Besleme denilen yoksul ve öksüz kız çocuklarının gittikleri ailelerde evlerin tüm sorumluluklarını üstlenmelerine karşın, çoğu zaman işleri bittikten ve biraz serpilip büyümeye başladıktan sonra tekrar o yoksul koşullarına geri gönderilmeleri hem geleceklerinin hem emeklerinin sömürüldüğü bu sistemde yaşadıklarının hukuksal hiç bir karşılığının olmaması ciddi bir sorun. Emin Alper’in ataerkil bir toplumda kız çocuklarının her türlü sömürüsüne açık bu hukuk dışı uygulamayı, klişe kader kurbanları anlayışından uzak bir şekilde filmleştirmesi, çok önemli bir sorunu gündeme getirmesi ve tartışmaya açması bu bakımdan oldukça önemli. Ayrıca Alper bunu yaparken iktidar, sınıf ve toplumsal cinsiyetçi anlayış üzerinden sorunu ortaya koyuyor ve nesnel bir dille izleyiciyi aktif bir film okumasına davet ediyor.

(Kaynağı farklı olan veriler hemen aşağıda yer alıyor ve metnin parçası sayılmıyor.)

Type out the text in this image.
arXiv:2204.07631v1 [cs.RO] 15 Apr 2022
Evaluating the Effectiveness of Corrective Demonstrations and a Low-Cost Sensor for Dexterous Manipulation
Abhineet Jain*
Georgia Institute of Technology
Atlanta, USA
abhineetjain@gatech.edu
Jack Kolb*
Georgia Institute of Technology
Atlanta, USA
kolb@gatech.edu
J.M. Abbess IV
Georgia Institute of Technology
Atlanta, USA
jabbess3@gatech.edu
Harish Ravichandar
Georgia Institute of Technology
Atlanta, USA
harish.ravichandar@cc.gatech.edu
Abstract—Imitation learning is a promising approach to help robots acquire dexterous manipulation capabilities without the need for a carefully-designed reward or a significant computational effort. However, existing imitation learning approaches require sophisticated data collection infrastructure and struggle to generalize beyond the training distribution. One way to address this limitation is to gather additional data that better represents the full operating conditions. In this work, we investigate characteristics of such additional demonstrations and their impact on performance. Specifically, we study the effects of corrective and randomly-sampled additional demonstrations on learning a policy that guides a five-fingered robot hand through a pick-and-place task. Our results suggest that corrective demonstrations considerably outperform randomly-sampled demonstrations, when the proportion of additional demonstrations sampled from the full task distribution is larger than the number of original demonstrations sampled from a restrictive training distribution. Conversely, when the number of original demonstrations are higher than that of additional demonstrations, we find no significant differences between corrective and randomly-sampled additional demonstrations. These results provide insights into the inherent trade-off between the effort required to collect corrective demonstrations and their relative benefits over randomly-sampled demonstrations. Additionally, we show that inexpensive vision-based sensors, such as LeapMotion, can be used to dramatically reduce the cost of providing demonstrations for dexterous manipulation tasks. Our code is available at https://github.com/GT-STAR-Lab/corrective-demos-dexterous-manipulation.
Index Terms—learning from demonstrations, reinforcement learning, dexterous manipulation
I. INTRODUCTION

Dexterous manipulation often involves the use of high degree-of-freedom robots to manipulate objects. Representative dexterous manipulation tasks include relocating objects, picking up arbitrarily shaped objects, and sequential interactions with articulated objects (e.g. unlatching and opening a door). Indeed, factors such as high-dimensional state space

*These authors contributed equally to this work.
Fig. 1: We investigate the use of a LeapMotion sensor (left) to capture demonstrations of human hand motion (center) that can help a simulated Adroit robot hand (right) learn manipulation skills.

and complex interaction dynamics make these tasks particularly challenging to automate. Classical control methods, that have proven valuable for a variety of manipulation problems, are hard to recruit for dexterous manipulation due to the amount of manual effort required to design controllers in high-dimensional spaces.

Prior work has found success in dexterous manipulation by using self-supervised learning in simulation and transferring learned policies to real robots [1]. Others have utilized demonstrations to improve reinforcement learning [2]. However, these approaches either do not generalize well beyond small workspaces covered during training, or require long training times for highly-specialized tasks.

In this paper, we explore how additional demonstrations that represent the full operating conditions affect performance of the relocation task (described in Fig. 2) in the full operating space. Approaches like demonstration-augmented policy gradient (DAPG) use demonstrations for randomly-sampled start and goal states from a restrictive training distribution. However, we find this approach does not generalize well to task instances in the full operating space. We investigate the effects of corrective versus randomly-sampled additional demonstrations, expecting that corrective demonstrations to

Filmin açılış sekansında yönetmen yüksek dağlar arasından kıvırılan yolda ilerleyen arabadan öznel kamera ile bir dağ köyünün mekansal resmini ortaya koyuyor. Burası bildik, tanıdık köyler gibi insanların tarlada, çocukların sokaklarda, çeşme başlarında yaşlıları ile cıvıl cıvıl bir köy değil. Gri ve beyaz rengin kontrası ile modern yaşamdan yalıtılmış, korku, kaygı, gizem, yalnızlığın daha belirgin olduğu zaman ve mekansal tanımlardan uzak hatta distopik bir yer. Film daha önce kömür maden ocağının olduğu ve ocağın atıl bir duruma gelmesiyle köyün genç nüfusunun göç ettiği, daha çok yaşlıları, yoksulları safı ve delisi ile annelerini kaybedince babaları ile birlikte yaşayan üç genç kızın yaşadığı bir dağ köyünde geçiyor. Besleme olarak gönderildikleri ailelerden farklı nedenlerle yeniden köye getirilen kız kardeşlerin hikâyeleri baba evinde bir araya gelmeleriyle gün yüzüne çıkıyor. En küçüklerinin 11-12 yaşlarında olduğu üç kız kardeş, besleme olarak gittikleri evlerde yaşadıkları sorunlar, travmalarla ve ötekilikleri ile yaşadıkları evlerin hem tüm sorumluluğunu taşıyan hem de görünmeyenleri olarak bıçak sırtı bir yerdedirler ve anne/baba diye hitap etseler de ait olamadıkları ailelerde her zaman çantaları ellerinde köylerine geri gönderilen birer modern köledirler adeta.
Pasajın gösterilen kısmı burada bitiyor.